# san francisco "f" line streetcars



## yarrow (Jan 28, 2007)

on our recent san francisco trip we each got a citypass(great deal for museum admissions)which included a 7 day muni pass for each. we went in the offseason which meant the cable cars were not crowded and we could jump on and off one whenever we wanted.

the beautifully restored "f" line streetcars are used by locals and tourists alike. wonderful cars from all over the world maintained in their original colors(we rode old san francisco cars, philadelphia cars, milan, italy cars, los angeles cars and more). when you are in sf, don't miss them.


----------



## MrFSS (Jan 28, 2007)

They are fun to ride. I was there a couple of years ago and we rode this one.

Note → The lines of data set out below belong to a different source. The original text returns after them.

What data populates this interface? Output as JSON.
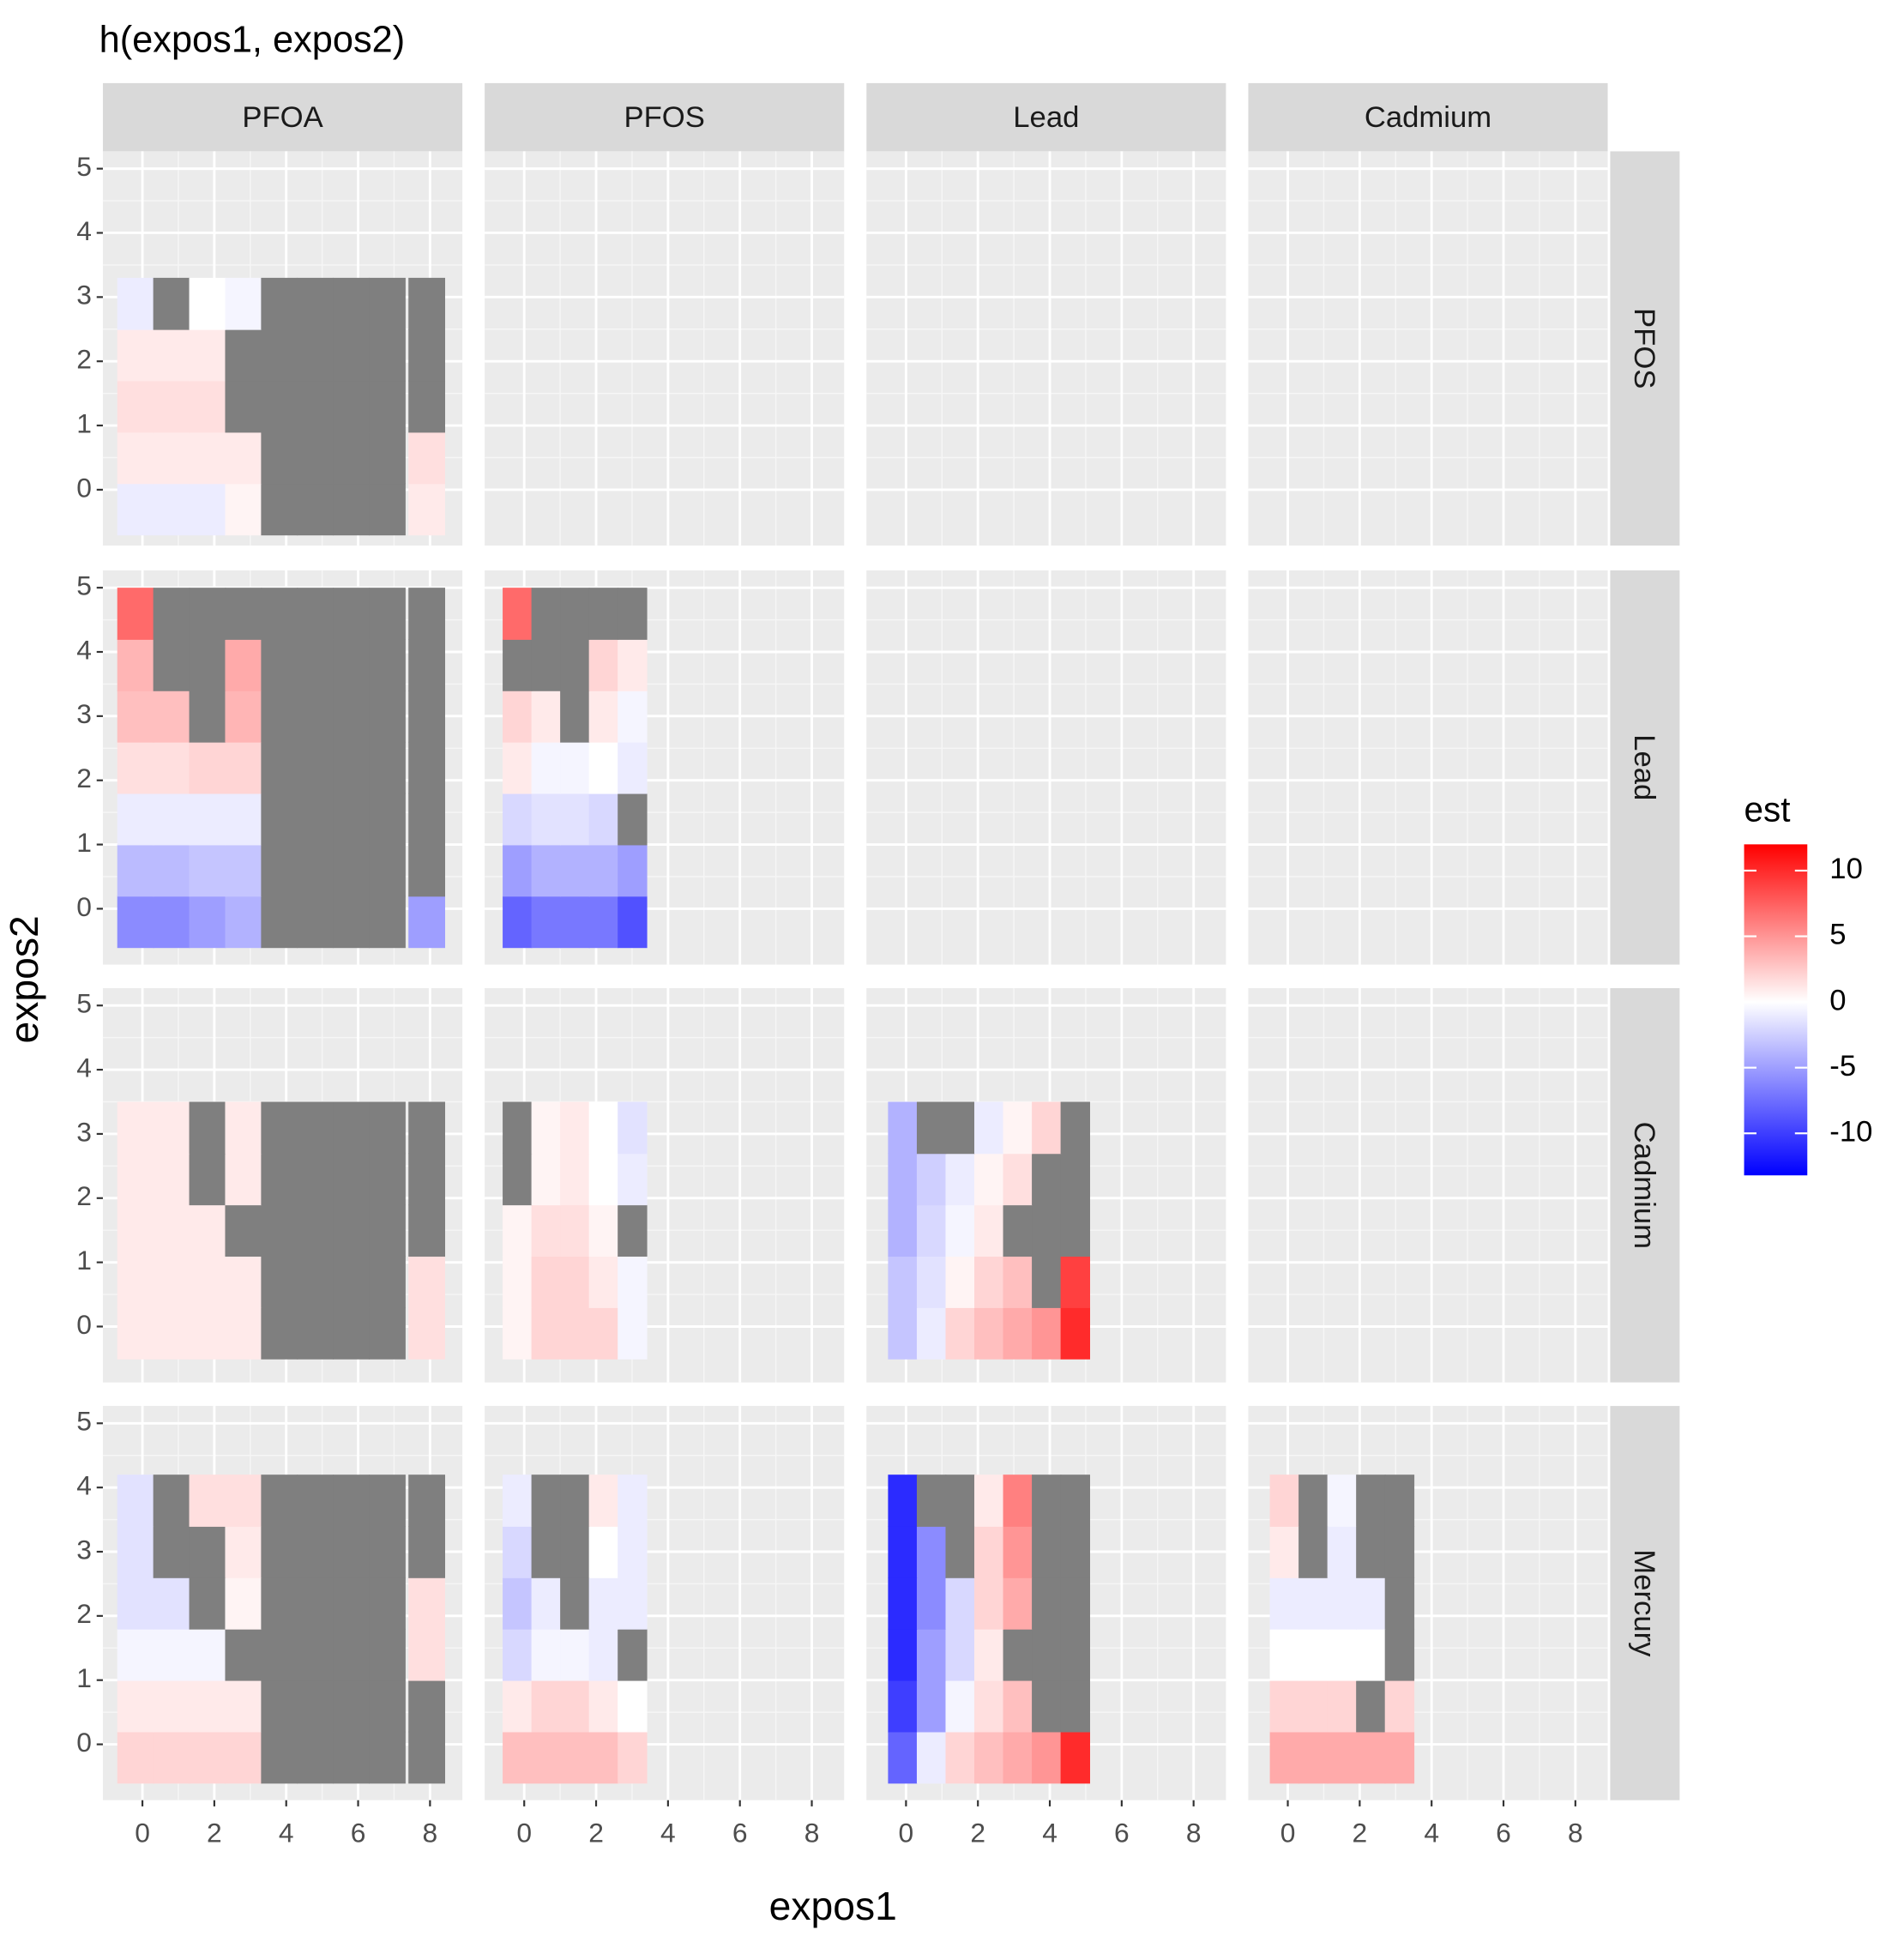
{
  "chart_data": {
    "type": "heatmap",
    "title": "h(expos1, expos2)",
    "x_label": "expos1",
    "y_label": "expos2",
    "col_facets": [
      "PFOA",
      "PFOS",
      "Lead",
      "Cadmium"
    ],
    "row_facets": [
      "PFOS",
      "Lead",
      "Cadmium",
      "Mercury"
    ],
    "xlim": [
      -1.1,
      8.9
    ],
    "xticks": [
      0,
      2,
      4,
      6,
      8
    ],
    "ylim": [
      -0.87,
      5.27
    ],
    "yticks": [
      0,
      1,
      2,
      3,
      4,
      5
    ],
    "grid": true,
    "legend_title": "est",
    "color_low": "#0000ff",
    "color_mid": "#ffffff",
    "color_high": "#ff0000",
    "na_color": "#7f7f7f",
    "color_limits": [
      -13.2,
      12
    ],
    "color_ticks": [
      -10,
      -5,
      0,
      5,
      10
    ],
    "panels": [
      [
        {
          "x": [
            -0.2,
            0.8,
            1.8,
            2.8,
            3.8,
            4.8,
            5.8,
            6.8,
            7.9
          ],
          "y": [
            -0.3,
            0.5,
            1.3,
            2.1,
            2.9
          ],
          "z": [
            [
              -1,
              -1,
              -1,
              0.5,
              null,
              null,
              null,
              null,
              1
            ],
            [
              1,
              1,
              1,
              1,
              null,
              null,
              null,
              null,
              1.5
            ],
            [
              1.5,
              1.5,
              1.5,
              null,
              null,
              null,
              null,
              null,
              null
            ],
            [
              1,
              1,
              1,
              null,
              null,
              null,
              null,
              null,
              null
            ],
            [
              -1,
              null,
              0,
              -0.5,
              null,
              null,
              null,
              null,
              null
            ]
          ]
        },
        null,
        null,
        null
      ],
      [
        {
          "x": [
            -0.2,
            0.8,
            1.8,
            2.8,
            3.8,
            4.8,
            5.8,
            6.8,
            7.9
          ],
          "y": [
            -0.2,
            0.6,
            1.4,
            2.2,
            3.0,
            3.8,
            4.6
          ],
          "z": [
            [
              -6,
              -6,
              -5,
              -4,
              null,
              null,
              null,
              null,
              -5
            ],
            [
              -3.5,
              -3.5,
              -3,
              -3,
              null,
              null,
              null,
              null,
              null
            ],
            [
              -1,
              -1,
              -1,
              -1,
              null,
              null,
              null,
              null,
              null
            ],
            [
              1.5,
              1.5,
              2,
              2,
              null,
              null,
              null,
              null,
              null
            ],
            [
              3,
              3,
              null,
              3.5,
              null,
              null,
              null,
              null,
              null
            ],
            [
              3.5,
              null,
              null,
              4,
              null,
              null,
              null,
              null,
              null
            ],
            [
              7,
              null,
              null,
              null,
              null,
              null,
              null,
              null,
              null
            ]
          ]
        },
        {
          "x": [
            -0.2,
            0.6,
            1.4,
            2.2,
            3.0
          ],
          "y": [
            -0.2,
            0.6,
            1.4,
            2.2,
            3.0,
            3.8,
            4.6
          ],
          "z": [
            [
              -8,
              -7,
              -7,
              -7,
              -9
            ],
            [
              -5,
              -4,
              -4,
              -4,
              -5
            ],
            [
              -2,
              -1.5,
              -1.5,
              -2,
              null
            ],
            [
              1,
              -0.5,
              -0.5,
              0,
              -1
            ],
            [
              2,
              1,
              null,
              1,
              -0.5
            ],
            [
              null,
              null,
              null,
              2,
              1
            ],
            [
              7,
              null,
              null,
              null,
              null
            ]
          ]
        },
        null,
        null
      ],
      [
        {
          "x": [
            -0.2,
            0.8,
            1.8,
            2.8,
            3.8,
            4.8,
            5.8,
            6.8,
            7.9
          ],
          "y": [
            -0.1,
            0.7,
            1.5,
            2.3,
            3.1
          ],
          "z": [
            [
              1,
              1,
              1,
              1,
              null,
              null,
              null,
              null,
              1.5
            ],
            [
              1,
              1,
              1,
              1,
              null,
              null,
              null,
              null,
              1.5
            ],
            [
              1,
              1,
              1,
              null,
              null,
              null,
              null,
              null,
              null
            ],
            [
              1,
              1,
              null,
              1,
              null,
              null,
              null,
              null,
              null
            ],
            [
              1,
              1,
              null,
              1,
              null,
              null,
              null,
              null,
              null
            ]
          ]
        },
        {
          "x": [
            -0.2,
            0.6,
            1.4,
            2.2,
            3.0
          ],
          "y": [
            -0.1,
            0.7,
            1.5,
            2.3,
            3.1
          ],
          "z": [
            [
              0.5,
              2,
              2,
              2,
              -0.5
            ],
            [
              0.5,
              2,
              2,
              1,
              -0.5
            ],
            [
              0.5,
              1.5,
              1.5,
              0.5,
              null
            ],
            [
              null,
              0.5,
              1,
              0,
              -1
            ],
            [
              null,
              0.5,
              1,
              0,
              -1.5
            ]
          ]
        },
        {
          "x": [
            -0.1,
            0.7,
            1.5,
            2.3,
            3.1,
            3.9,
            4.7
          ],
          "y": [
            -0.1,
            0.7,
            1.5,
            2.3,
            3.1
          ],
          "z": [
            [
              -3,
              -1,
              2,
              3,
              4,
              5,
              10
            ],
            [
              -3,
              -1.5,
              0.5,
              2,
              3,
              null,
              9
            ],
            [
              -4,
              -2,
              -0.5,
              1,
              null,
              null,
              null
            ],
            [
              -4,
              -2.5,
              -1,
              0.5,
              1.5,
              null,
              null
            ],
            [
              -4,
              null,
              null,
              -1,
              0.5,
              2,
              null
            ]
          ]
        },
        null
      ],
      [
        {
          "x": [
            -0.2,
            0.8,
            1.8,
            2.8,
            3.8,
            4.8,
            5.8,
            6.8,
            7.9
          ],
          "y": [
            -0.2,
            0.6,
            1.4,
            2.2,
            3.0,
            3.8
          ],
          "z": [
            [
              2,
              2,
              2,
              2,
              null,
              null,
              null,
              null,
              null
            ],
            [
              1,
              1,
              1,
              1,
              null,
              null,
              null,
              null,
              null
            ],
            [
              -0.5,
              -0.5,
              -0.5,
              null,
              null,
              null,
              null,
              null,
              1.5
            ],
            [
              -1.5,
              -1.5,
              null,
              0.5,
              null,
              null,
              null,
              null,
              1.5
            ],
            [
              -1.5,
              null,
              null,
              1,
              null,
              null,
              null,
              null,
              null
            ],
            [
              -1.5,
              null,
              1.5,
              1.5,
              null,
              null,
              null,
              null,
              null
            ]
          ]
        },
        {
          "x": [
            -0.2,
            0.6,
            1.4,
            2.2,
            3.0
          ],
          "y": [
            -0.2,
            0.6,
            1.4,
            2.2,
            3.0,
            3.8
          ],
          "z": [
            [
              3,
              3,
              3,
              3,
              2
            ],
            [
              1,
              2,
              2,
              1,
              0
            ],
            [
              -2,
              -0.5,
              -0.5,
              -1,
              null
            ],
            [
              -3,
              -1,
              null,
              -1,
              -1
            ],
            [
              -2,
              null,
              null,
              0,
              -1
            ],
            [
              -1,
              null,
              null,
              1,
              -1
            ]
          ]
        },
        {
          "x": [
            -0.1,
            0.7,
            1.5,
            2.3,
            3.1,
            3.9,
            4.7
          ],
          "y": [
            -0.2,
            0.6,
            1.4,
            2.2,
            3.0,
            3.8
          ],
          "z": [
            [
              -8,
              -1,
              2,
              3,
              4,
              5,
              10
            ],
            [
              -10,
              -5,
              -0.5,
              1.5,
              3,
              null,
              null
            ],
            [
              -11,
              -5,
              -2,
              1,
              null,
              null,
              null
            ],
            [
              -11,
              -6,
              -2,
              2,
              4,
              null,
              null
            ],
            [
              -11,
              -6,
              null,
              2,
              5,
              null,
              null
            ],
            [
              -11,
              null,
              null,
              1,
              6,
              null,
              null
            ]
          ]
        },
        {
          "x": [
            -0.1,
            0.7,
            1.5,
            2.3,
            3.1
          ],
          "y": [
            -0.2,
            0.6,
            1.4,
            2.2,
            3.0,
            3.8
          ],
          "z": [
            [
              4,
              4,
              4,
              4,
              4
            ],
            [
              2,
              2,
              2,
              null,
              2
            ],
            [
              0,
              0,
              0,
              0,
              null
            ],
            [
              -1,
              -1,
              -1,
              -1,
              null
            ],
            [
              1,
              null,
              -1,
              null,
              null
            ],
            [
              2,
              null,
              -0.5,
              null,
              null
            ]
          ]
        }
      ]
    ]
  }
}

This was a really old one we saw.


----------



## yarrow (Jan 28, 2007)

MrFSS, the orange car is from milan, italy. we rode it. beautiful polished wood interior with all signs still in italian. when you request a stop, a lighted sign flashes "fermata"(stop in italian, i think)


----------



## MrFSS (Jan 28, 2007)

yarrow said:


> MrFSS, the orange car is from milan, italy. we rode it. beautiful polished wood interior with all signs still in italian. when you request a stop, a lighted sign flashes "fermata"(stop in italian, i think)


From fermare ‘to stop’. You are correct. Also, in music, it means to Hold.
They do really have a bunch of nice cars there.


----------



## sechs (Jan 29, 2007)

"A bunch" is really "not nearly enough."

For obvious reasons, these cars take a little longer to get; and, while there are a number in the pipe, this line is so popular that Muni often runs buses along the route to supplement the street cars.


----------



## Guest (Jan 29, 2007)

I hope you had a good time in San Francisco. I know all about SF MUNI. They run light rail cars underground following the BART line.


----------